There was a vehicle in Vietnam called the Mule, officially the M274. It had all wheel drive and all wheel steer (at least the earlier ones did) and was basically a 1/2 ton vehicle which served as a weapons platform for the recoilless rifle and other weapons. It could literally go almost anywhere and on any terrain. Perhaps it was the inspiration for the author’s “crab”.

There was also the Gama Goat, or M561, which was an articulated six-wheel semi-amphibious hauler.

I don’t recall it being described anything like a sand rail. The description, such as it was, was closer to the forthcoming HMMWV. The proposal for, or the actual designing of the Hummer (which means ‘lobster’ in German, BTW), was in the time frame of when the book was written; so it may indeed have been a case of the author ‘hearing something’ and then anticipating in the book.

My Factual Question has been answered.
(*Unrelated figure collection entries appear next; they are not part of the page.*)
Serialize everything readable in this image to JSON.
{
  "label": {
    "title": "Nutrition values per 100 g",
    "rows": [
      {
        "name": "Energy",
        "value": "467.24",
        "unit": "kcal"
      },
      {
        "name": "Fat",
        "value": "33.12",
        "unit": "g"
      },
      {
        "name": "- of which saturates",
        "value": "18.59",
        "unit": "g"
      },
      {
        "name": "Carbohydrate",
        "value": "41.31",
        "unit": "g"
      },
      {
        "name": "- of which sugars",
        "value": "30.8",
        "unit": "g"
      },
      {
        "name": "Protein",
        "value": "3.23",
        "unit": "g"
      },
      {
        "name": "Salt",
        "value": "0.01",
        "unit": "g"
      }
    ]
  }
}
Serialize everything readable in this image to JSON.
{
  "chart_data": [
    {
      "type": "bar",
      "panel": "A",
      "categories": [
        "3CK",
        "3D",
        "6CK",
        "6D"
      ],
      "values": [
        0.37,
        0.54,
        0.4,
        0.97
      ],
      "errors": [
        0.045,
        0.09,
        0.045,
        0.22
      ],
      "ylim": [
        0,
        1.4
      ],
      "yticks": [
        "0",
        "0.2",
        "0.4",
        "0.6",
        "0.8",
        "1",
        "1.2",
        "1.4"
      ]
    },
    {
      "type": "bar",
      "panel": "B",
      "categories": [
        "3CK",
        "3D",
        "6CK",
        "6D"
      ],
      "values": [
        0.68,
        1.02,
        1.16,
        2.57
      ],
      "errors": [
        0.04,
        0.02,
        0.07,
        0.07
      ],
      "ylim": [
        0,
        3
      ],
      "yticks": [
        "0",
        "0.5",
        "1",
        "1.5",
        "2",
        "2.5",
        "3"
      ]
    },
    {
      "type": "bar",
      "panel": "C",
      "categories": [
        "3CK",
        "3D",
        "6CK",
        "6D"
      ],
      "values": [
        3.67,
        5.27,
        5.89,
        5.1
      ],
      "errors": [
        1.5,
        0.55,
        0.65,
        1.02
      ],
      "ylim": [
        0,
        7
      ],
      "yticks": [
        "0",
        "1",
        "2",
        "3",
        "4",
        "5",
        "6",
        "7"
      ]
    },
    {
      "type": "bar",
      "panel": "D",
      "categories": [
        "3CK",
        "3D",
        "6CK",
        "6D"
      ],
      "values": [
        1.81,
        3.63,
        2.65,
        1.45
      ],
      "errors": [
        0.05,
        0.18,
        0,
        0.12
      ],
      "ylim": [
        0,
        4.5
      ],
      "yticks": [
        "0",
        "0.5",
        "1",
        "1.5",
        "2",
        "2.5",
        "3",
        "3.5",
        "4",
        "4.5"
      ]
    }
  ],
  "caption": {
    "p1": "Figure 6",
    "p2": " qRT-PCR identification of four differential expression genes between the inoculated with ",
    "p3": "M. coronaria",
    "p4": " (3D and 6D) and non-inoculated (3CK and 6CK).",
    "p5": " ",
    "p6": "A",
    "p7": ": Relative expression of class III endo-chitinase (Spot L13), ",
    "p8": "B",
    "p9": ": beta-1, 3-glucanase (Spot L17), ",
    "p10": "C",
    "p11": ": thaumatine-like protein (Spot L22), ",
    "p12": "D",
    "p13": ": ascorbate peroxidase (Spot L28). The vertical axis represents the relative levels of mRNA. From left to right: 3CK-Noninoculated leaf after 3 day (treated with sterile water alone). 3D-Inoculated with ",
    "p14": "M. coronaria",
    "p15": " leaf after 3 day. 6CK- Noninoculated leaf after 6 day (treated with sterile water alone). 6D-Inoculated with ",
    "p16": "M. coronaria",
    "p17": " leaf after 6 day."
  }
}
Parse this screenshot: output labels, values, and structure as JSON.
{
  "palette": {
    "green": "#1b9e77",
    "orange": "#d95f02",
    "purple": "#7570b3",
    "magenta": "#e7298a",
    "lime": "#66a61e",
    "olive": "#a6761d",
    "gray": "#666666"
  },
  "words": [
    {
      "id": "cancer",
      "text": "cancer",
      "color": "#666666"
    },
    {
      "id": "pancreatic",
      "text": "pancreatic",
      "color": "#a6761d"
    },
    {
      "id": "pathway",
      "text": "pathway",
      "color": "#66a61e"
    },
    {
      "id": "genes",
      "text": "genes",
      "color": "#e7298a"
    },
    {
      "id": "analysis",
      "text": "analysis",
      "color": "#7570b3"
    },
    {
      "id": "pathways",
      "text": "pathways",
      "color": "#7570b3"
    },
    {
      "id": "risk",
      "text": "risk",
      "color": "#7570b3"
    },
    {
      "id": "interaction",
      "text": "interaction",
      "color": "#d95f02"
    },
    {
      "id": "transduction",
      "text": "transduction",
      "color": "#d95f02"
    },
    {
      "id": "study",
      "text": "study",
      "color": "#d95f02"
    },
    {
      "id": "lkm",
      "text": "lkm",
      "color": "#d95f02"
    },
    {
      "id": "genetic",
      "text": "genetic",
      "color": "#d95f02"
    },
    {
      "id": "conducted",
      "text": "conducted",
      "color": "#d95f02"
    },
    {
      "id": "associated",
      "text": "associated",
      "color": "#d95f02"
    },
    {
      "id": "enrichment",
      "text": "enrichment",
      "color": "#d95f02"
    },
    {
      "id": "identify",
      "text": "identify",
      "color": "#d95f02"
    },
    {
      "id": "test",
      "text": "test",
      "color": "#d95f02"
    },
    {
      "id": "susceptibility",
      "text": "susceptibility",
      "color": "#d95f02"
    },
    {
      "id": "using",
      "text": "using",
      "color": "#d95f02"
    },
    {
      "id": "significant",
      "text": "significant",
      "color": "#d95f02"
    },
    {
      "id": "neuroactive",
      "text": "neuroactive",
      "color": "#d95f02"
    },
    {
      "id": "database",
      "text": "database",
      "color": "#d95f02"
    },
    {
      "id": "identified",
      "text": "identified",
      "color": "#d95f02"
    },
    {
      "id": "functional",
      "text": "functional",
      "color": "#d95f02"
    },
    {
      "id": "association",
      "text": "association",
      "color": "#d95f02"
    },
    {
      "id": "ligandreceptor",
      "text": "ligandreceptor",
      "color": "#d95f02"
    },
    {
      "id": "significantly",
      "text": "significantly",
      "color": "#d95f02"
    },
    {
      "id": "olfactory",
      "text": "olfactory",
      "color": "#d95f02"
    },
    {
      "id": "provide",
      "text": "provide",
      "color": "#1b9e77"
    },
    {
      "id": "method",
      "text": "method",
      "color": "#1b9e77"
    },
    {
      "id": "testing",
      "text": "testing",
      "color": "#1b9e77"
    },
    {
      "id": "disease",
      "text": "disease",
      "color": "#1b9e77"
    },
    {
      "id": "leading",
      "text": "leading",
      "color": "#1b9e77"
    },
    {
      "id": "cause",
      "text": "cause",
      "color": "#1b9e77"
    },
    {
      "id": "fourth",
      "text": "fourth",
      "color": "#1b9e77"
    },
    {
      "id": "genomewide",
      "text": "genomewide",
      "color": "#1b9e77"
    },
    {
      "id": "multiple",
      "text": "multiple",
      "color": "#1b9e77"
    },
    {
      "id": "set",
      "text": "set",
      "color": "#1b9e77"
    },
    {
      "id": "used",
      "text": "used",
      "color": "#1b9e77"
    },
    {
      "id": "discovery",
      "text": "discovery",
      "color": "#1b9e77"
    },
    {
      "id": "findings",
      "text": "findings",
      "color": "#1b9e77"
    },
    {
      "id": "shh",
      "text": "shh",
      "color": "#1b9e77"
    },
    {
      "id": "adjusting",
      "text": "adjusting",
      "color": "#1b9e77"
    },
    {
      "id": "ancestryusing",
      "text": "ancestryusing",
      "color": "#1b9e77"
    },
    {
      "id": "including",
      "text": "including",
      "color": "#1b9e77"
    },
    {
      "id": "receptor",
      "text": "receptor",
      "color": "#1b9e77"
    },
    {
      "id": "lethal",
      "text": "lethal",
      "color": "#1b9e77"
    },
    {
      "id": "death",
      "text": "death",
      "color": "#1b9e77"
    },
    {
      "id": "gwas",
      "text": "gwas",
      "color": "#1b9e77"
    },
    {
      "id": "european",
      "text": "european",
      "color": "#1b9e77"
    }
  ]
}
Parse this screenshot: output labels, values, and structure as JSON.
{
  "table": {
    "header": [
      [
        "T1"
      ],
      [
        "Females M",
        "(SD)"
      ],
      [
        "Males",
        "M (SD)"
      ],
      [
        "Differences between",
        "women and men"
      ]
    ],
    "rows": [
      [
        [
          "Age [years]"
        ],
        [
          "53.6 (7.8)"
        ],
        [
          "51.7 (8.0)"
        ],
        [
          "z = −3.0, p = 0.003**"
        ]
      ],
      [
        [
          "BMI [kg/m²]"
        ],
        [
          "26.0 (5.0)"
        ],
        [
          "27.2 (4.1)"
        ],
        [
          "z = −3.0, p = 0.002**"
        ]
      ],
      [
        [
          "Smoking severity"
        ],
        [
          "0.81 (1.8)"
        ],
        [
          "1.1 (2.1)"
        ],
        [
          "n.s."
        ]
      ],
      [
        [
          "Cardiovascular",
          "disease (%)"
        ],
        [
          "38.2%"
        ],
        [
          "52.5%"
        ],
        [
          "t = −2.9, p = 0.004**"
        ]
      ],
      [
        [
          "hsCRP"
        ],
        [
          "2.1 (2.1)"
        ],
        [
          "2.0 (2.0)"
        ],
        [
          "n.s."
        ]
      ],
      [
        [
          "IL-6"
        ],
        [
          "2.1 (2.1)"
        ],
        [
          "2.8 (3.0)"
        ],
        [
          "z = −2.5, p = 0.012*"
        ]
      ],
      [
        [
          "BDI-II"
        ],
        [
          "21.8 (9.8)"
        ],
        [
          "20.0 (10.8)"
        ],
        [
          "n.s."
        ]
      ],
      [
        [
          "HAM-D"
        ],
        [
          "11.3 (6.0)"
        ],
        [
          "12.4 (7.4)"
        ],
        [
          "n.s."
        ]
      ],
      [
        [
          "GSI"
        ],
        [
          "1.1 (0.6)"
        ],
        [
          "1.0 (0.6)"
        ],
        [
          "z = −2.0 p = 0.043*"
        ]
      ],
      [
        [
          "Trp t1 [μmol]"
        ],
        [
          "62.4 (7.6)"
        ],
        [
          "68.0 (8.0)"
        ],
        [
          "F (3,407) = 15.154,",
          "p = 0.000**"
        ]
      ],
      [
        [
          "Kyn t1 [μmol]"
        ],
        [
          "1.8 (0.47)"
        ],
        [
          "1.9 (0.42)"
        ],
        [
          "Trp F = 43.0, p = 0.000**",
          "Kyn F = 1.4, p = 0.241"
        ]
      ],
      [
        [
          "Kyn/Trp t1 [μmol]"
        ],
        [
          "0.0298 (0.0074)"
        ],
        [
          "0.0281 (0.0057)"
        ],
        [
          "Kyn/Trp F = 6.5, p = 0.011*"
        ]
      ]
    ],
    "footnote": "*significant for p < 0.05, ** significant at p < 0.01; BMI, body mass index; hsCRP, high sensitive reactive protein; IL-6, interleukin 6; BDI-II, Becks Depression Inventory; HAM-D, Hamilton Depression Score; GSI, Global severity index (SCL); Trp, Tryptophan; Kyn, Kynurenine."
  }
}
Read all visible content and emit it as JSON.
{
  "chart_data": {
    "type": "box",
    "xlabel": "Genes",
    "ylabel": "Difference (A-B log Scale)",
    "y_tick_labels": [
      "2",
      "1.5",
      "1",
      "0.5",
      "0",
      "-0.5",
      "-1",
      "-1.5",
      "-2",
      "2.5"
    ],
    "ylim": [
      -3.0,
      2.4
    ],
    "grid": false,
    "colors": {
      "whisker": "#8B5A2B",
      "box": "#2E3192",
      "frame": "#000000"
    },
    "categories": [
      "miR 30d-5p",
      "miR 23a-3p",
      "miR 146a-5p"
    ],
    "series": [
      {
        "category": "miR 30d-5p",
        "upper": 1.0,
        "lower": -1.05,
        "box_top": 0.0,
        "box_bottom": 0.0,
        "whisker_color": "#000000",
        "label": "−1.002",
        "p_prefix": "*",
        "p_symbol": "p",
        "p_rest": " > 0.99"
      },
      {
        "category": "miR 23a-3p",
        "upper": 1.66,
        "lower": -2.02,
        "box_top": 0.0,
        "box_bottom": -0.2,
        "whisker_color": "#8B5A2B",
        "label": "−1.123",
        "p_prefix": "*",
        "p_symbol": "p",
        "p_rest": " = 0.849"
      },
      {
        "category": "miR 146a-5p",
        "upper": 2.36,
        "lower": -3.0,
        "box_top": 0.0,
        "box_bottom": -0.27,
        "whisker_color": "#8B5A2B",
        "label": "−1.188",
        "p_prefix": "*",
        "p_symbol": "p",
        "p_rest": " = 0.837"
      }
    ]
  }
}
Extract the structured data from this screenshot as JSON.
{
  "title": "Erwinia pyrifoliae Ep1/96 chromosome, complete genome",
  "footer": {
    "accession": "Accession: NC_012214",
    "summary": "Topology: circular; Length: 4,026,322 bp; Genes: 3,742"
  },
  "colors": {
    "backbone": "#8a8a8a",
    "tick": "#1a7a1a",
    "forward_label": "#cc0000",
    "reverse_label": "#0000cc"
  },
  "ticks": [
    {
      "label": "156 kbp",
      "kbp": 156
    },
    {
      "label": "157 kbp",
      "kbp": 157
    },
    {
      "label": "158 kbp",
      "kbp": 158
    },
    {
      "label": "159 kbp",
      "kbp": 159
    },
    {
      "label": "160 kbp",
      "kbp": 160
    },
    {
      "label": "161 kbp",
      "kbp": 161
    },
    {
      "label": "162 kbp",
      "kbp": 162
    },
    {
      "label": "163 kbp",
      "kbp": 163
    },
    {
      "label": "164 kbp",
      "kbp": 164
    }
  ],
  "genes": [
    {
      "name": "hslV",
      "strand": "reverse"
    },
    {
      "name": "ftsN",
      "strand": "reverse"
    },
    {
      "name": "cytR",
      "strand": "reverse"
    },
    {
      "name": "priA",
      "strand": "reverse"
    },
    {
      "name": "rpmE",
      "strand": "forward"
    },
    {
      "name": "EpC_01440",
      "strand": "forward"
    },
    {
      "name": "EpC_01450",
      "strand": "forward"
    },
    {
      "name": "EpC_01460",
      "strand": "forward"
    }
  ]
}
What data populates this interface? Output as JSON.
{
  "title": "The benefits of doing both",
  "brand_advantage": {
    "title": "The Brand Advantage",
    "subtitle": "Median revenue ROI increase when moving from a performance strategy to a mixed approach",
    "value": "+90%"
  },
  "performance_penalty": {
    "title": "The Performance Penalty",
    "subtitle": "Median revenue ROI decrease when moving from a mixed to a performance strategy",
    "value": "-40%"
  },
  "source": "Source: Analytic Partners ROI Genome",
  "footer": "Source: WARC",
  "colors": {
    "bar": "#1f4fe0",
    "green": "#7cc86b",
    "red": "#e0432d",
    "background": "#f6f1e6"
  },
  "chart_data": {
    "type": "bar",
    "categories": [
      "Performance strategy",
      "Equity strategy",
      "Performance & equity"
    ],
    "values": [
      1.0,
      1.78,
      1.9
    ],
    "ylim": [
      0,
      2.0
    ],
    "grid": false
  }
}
There was no late-'70s/early-'80s military vehicle called a ‘Crab’.

There is now:

See the OP. :stuck_out_tongue_winking_eye: :stuck_out_tongue:

I’m not aware of a vehicle, but the Explosive Ordnance Disposal Badge is also known as one’s “Crabs.”

These are Crabs you can be proud of.

I’m guessing that it was, or was based on, a real vehicle, but that the author assumed that it would be known by a nickname rather than its actual official name, and just guessed wrong on what the nickname would be.

Even further from a HMMWV, the U.S. Army Corps of Engineers (despite the name most of its personnel are actually civilians) has a vehicle known as the Coastal Research Amphibious Buggy, aka the CRAB:

Unfortunately, there’s not much information readily available on it on the Web (the U.S. Army Corps of Engineer pages discussing it all seemed to be non-functional when I tried to access them). I found what appeared to be a couple of references to it from 1984 as a recent development, but nothing concrete.

Seems pretty doubtful this is the vehicle in question, but it is at least a quasi-military vehicle called “Crab” that may have been operating when the book was written.

Any vehicle nicknamed “crab” should be able to move sideways. I can imagine the delight at a Pentagon cocktail party as a general boasts about how many of his troops have crabs.